Albright and Bray vie for judgeship
When Judge Douglas Albright opted for an early retirement after 31 years on the bench in the fall of 2005, Gov. Mike Easley quickly appointed a successor with a familiar name for the Guilford County superior court judgeship.
With a reputation as Guilford’s hard-charging district attorney, Stuart Albright was already well known as the top prosecutor in the county since his appointment in 2001 and subsequent election the next year. A 1995 graduate of Wake Forest University School of Law who spent five years in private practice before going into public service, Stuart Albright is the son of Douglas Albright.
“The biggest thing I’ve had to get used to is to learn to be a referee,” Stuart Albright said. “Having held court in eight counties and presided over more criminal and civil trials than I can remember, I am developing my sea legs as a judge.”
Now, after surviving his May primary contest in a race that has been whittled down to two candidates, Albright faces Susan Bray, who is currently seated as a Guilford County district court judge, in the Nov. 7 election. The position Albright hopes to retain and Bray hopes to snatch comes up for reelection every eight years. Circuit-riding judges on the superior court bench rotate among 46 districts every six months and preside over jury trials, handling felony criminal cases, civil cases involving more than $10,000, and appeals to district court misdemeanor decisions.
“There is certainly a lot of deference given to a sitting superior court judge, whether it’s from attorneys or court personnel,” the 45-year-old Bray said of Albright. “His father’s name is well known. His father has made a lot of important friends, like those five former supreme court chief justices. I’ve met some of those people, but I don’t have a connection like that to know those people.”
Albright has received the endorsement of James G. Exum, Henry E. Frye, Rhoda B. Billings, Burley B. Mitchell Jr. and I. Beverly Lake, all former chief justices of the state’s highest court.
“It came as a surprise,” Albright said. “Quite frankly, I was incredibly happy.”
In addition to the superior court contest between Albright and Bray, Guilford County voters will have the opportunity to cast their ballots in two district court races. In one, sitting Judge Wendy M. Enochs is running unopposed. In another, Judge Tom Jarrell of High Point is being challenged by Greensboro’s Susan O’Hale.

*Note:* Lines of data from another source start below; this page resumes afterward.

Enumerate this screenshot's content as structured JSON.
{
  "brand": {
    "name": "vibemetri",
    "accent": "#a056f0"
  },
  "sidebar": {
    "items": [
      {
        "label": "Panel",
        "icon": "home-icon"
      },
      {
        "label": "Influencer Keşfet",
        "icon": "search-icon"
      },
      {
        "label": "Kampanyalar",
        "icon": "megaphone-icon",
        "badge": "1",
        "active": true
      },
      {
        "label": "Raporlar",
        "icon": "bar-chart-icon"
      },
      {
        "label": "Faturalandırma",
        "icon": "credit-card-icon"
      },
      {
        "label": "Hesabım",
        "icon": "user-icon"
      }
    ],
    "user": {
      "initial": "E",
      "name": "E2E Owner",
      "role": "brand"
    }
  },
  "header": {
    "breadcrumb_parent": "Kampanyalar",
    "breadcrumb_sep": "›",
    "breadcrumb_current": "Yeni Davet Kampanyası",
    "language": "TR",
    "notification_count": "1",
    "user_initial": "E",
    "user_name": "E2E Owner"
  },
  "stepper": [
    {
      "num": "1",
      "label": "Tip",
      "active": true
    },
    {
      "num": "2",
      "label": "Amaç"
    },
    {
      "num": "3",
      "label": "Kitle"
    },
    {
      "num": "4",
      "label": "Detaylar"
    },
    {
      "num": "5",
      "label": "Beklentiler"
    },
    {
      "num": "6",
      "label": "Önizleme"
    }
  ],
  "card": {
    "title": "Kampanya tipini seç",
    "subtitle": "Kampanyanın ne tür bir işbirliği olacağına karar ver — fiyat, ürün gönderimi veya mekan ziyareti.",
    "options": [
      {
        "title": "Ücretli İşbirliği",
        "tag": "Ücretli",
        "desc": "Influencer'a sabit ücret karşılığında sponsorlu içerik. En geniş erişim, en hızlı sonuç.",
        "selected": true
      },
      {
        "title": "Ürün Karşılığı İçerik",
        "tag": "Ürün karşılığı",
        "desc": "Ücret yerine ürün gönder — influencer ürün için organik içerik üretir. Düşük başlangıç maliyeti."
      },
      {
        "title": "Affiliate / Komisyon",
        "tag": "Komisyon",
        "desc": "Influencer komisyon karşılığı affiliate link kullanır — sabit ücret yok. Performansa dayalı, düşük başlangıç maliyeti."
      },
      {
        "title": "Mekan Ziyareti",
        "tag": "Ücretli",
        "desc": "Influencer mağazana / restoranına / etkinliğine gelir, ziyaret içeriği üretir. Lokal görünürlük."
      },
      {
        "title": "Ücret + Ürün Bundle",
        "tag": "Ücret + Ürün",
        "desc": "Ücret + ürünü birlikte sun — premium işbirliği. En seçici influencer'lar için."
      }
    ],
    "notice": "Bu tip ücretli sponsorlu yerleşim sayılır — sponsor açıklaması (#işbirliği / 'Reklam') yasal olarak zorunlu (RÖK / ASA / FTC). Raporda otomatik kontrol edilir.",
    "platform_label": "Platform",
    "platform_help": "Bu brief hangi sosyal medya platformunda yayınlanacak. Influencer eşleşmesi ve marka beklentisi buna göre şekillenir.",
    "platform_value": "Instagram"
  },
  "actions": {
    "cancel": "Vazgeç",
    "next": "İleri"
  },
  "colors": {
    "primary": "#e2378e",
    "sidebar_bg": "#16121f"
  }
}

Whether Albright has benefited from incumbency, his father’s name or his own reputation as a sitting judge in the past nine months, Greensboro’s legal community has rallied to his cause with public support and copious campaign contributions. About one-fifth of Albright’s donations in 2006 have come from lawyers in private practice, including partners at Adams Kleemeier and Forman Rossabi Black, two law firms where the judge once worked. Other donations have come from public defenders, a district attorney’s office investigator and a US attorney.
After spending $16,747 in the first half of 2006, Albright was left with $27,621 to spend on his campaign, according to a campaign finance report filed on July 10. In comparison, the candidate spent only $16,747 in the first six months of the year. Much of Albright’s spending to date has gone toward fundraising, including payments for catering and printed invitations to events such as a pig-pickin’. Among his more strategic campaign investments were a $123 payment to New York-based Directory Program for the Grimsley High School alumni directory and a $2,000 payment to the Oak Ridge Youth Association for sponsorship rights for the Colt’s Dugout. The Colts are the mascot of Oak Ridge Elementary.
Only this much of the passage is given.